Organic Rankine Cycle-Prozess (TRL 6 – 9): Unter den hier behandelten Technologien zur Stromerzeugung aus Abwärme sind ORC-Anlagen die am weitesten entwickelte. Sie können mit Wirkungsgraden zwischen 10 % und 18 % elektrische Leistungen von 5 kW bis 15 MW liefern und arbeiten in Temperaturbereichen zwischen 85 °C und 530 °C. Höhere Temperaturen können auch genutzt werden, jedoch gibt es in diesem Temperaturbereich eine zunehmende Konkurrenz zu konventionellen Wasserdampfkraftwerken. Bisher werden ORC-Anlagen meist zur Nutzung von Geothermie und in Biomassekraftwerken bzw. -KWK-Anlagen sowie bei solarthermischen Kraftwerken eingesetzt. Wasserdampfkreislaufprozesse können wegen der physikalischen Eigenschaften des Wassers bzw. wegen des vergleichsweise niedrigen Temperaturniveaus der vorhandenen Abwärme (noch) nicht wirtschaftlich zur Abwärmeverstromung genutzt werden. Bislang wurden rund 180 ORC-Anlagen zur Abwärmenutzung in einem Leistungsbereich von 5 kW bis 7.500 kW vor allem für Temperaturen zwischen 80 °C und 300 °C in Deutschland installiert. ORC-Anlagen in unteren Leistungsbereichen gelten allgemein derzeit noch als unwirtschaftlich. In Deutschland werden jedoch aktuell ORC-Module in der Leistungsklasse 20 kW elektrische Nettoleistung entwickelt. In den Industriezweigen der Metallverarbeitung, der Glasherstellung und in der Landwirtschaft befinden sich ORC-Anlagen im Leistungsbereich zwischen 20 kW und 60 kW im Probebetrieb. Die allgemeine Forschung konzentriert sich weitestgehend auf die Entwicklung neuer Wärmeübertrager, Arbeitsmittel und Expander.

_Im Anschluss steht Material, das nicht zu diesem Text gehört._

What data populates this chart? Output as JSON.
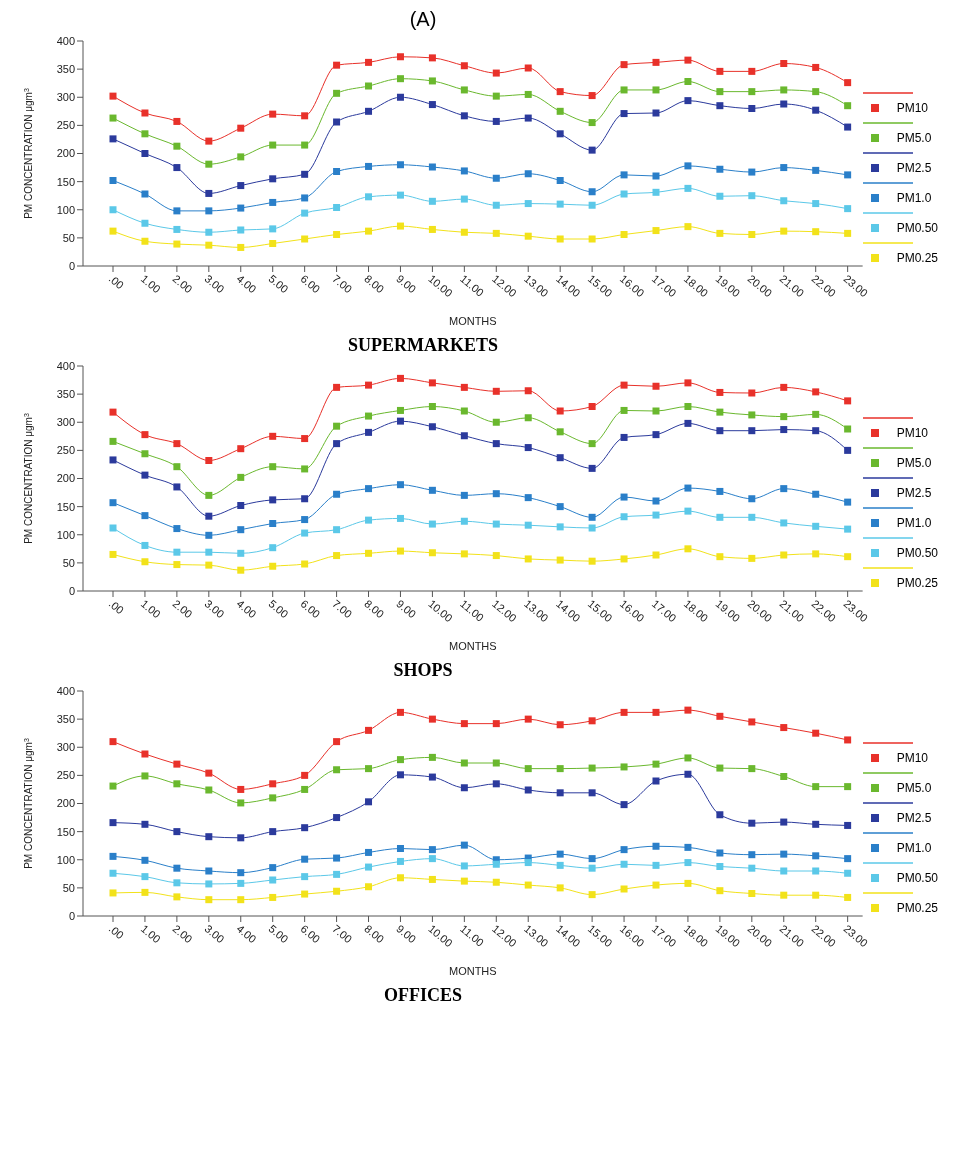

Kalina-Prozess (TRL 7 – 8): Während der Ölkrise (1970er Jahre) wurde der Kalina- Prozess zur Nutzung von industrieller Abwärme im Niedertemperaturbereich entwickelt. Nachdem sich die Ölpreise stabilisierten und auch die Abwärmemengen durch Prozessoptimierungen reduziert werden konnten schwand das Interesse an der Weiterentwicklung der Technologie. Durch den vermehrten Einsatz von Geothermieanlagen gewinnt die Kalina-Technik jedoch evtl. wieder an Relevanz. In Deutschland wurden bisher lediglich drei Anlagen mit Leistungen im unteren Megawattbereich installiert. Weltweit existieren weniger als zehn Anlagen, die überwiegend Demonstrationscharakter haben. Sie arbeiten in einem Temperaturbereich zwischen 80 °C und 200 °C bei Leistungen ab 0,5 MW.

Quellen

Viebahn, P.; Zelt, O.; Fischedick, M.; Hildebrand, J.; Heib, S.; Becker, D.; Horst, J.; Wietschel, M.; Hirzel, S. (2018): Technologien für die Energiewende. Politikbericht an das Bundesministerium für Wirtschaft und Energie (BMWi). Wuppertal, Karlsruhe, Saarbrücken.


Grundlage dieser Zusammenfassung: Groß, B.; Manns, H. (2017): Technologiebericht 6.3 Stromerzeugungstechnologien zur Abwärmenutzung.